A goal directed learning agent for the Semantic Web
Gunnar Aastrand Grimnes
PhD-Thesis, University of Aberdeen, 2009.
This thesis is motivated by the need for autonomous agents on the Semantic Web to be able to
learn. The Semantic Web is an effort for extending the existing Web with machine understandable
information, thus enabling intelligent agents to understand the content of web-pages and help users
carrying out tasks online. For such autonomous personal agents working on a world wide Semantic
Web we make two observations: Firstly, every user is different and the Semantic Web will never
cater for them all - therefore, it is crucial for an agent to be able to learn from the user and the
world around it to provide a personalised view of the web. Secondly, due to the immense amounts
of information available on the world wide Semantic Web an agent cannot read and process all
available data. We argue that to deal with the information overload a goal-directed approach is
needed; an agent must be able to reason about the external world, the internal state and the actions
available and only carry out the actions that help achieve the current goal.
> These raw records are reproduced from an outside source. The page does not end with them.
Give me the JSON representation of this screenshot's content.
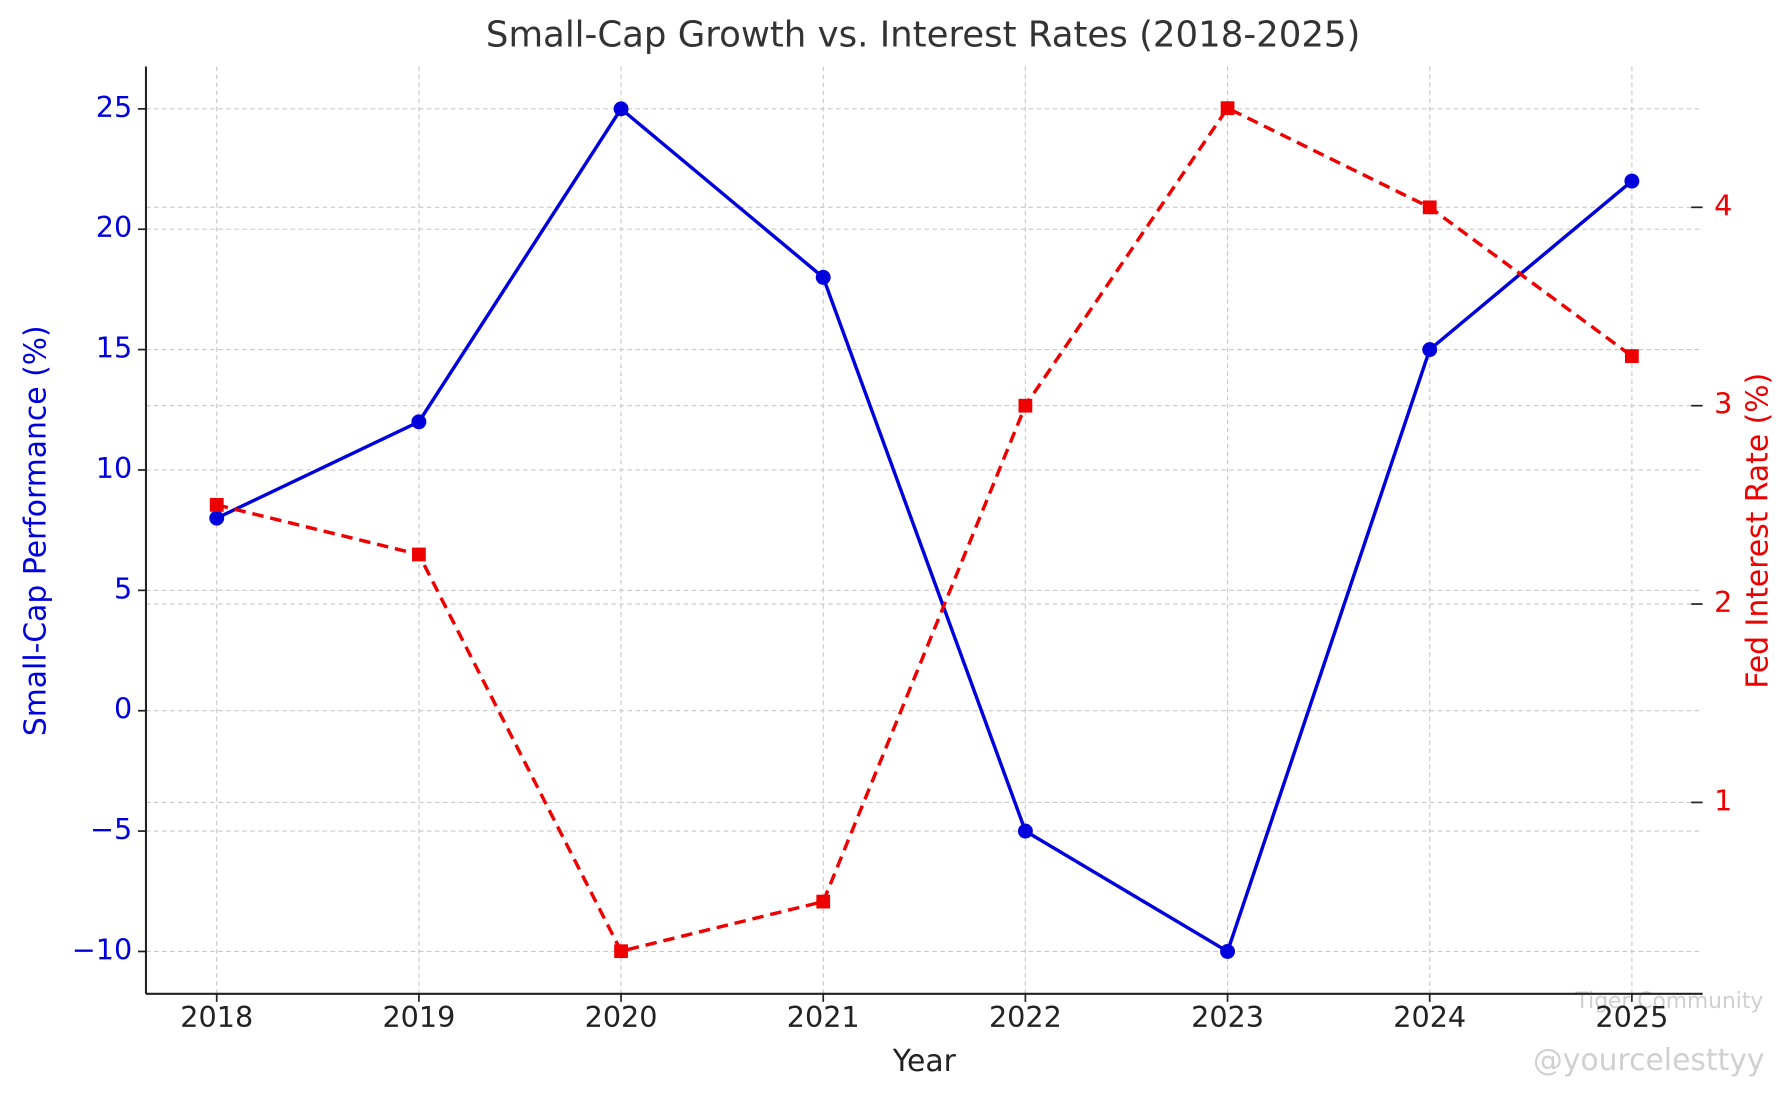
{
  "chart_data": {
    "type": "line",
    "title": "Small-Cap Growth vs. Interest Rates (2018-2025)",
    "x_label": "Year",
    "y_label": "Small-Cap Performance (%)",
    "y2_label": "Fed Interest Rate (%)",
    "x": [
      2018,
      2019,
      2020,
      2021,
      2022,
      2023,
      2024,
      2025
    ],
    "xlim": [
      2017.65,
      2025.35
    ],
    "xticks": [
      2018,
      2019,
      2020,
      2021,
      2022,
      2023,
      2024,
      2025
    ],
    "ylim": [
      -11.76,
      26.76
    ],
    "yticks": [
      {
        "value": -10,
        "label": "−10"
      },
      {
        "value": -5,
        "label": "−5"
      },
      0,
      5,
      10,
      15,
      20,
      25
    ],
    "y2lim": [
      0.035,
      4.71
    ],
    "y2ticks": [
      1,
      2,
      3,
      4
    ],
    "grid": true,
    "series": [
      {
        "name": "Small-Cap Performance (%)",
        "color": "#0000dd",
        "marker": "circle",
        "dash": false,
        "values": [
          8,
          12,
          25,
          18,
          -5,
          -10,
          15,
          22
        ]
      },
      {
        "name": "Fed Interest Rate (%)",
        "color": "#ee0000",
        "marker": "square",
        "dash": true,
        "axis": "y2",
        "values": [
          2.5,
          2.25,
          0.25,
          0.5,
          3.0,
          4.5,
          4.0,
          3.25
        ]
      }
    ],
    "watermark": [
      "Tiger Community",
      "@yourcelesttyy"
    ]
  }
}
In the first part of this thesis we explore the application of two machine learning techniques
to Semantic Web data. Firstly, we investigate the classification of Semantic Web resources, we
discuss the issues of mapping Semantic Web format to an input representation suitable for a selec-
tion of well-known algorithms, and outline the requirements for these algorithms to work well in a
Semantic Web context. Secondly, we consider the clustering of Semantic Web resources. Here we
focus on the definition of the similarity between two resources, and how we can determine what
part of a large Semantic Web graph is relevant to a single resource.
In the second part of the thesis we describe our goal-directed learning agent Smeagol. We
present explicit definitions of the classification and clustering techniques devised in the first part of
the thesis, allowing Smeagol to use a planning approach to create plans of actions that may fulfil
a given top-level goal. We also investigate different ways that Smeagol can dynamically replan
when steps within the initial plan fail and show that Smeagol can offer plausible learned answers
to a given query, even when no explicit correct answer exists.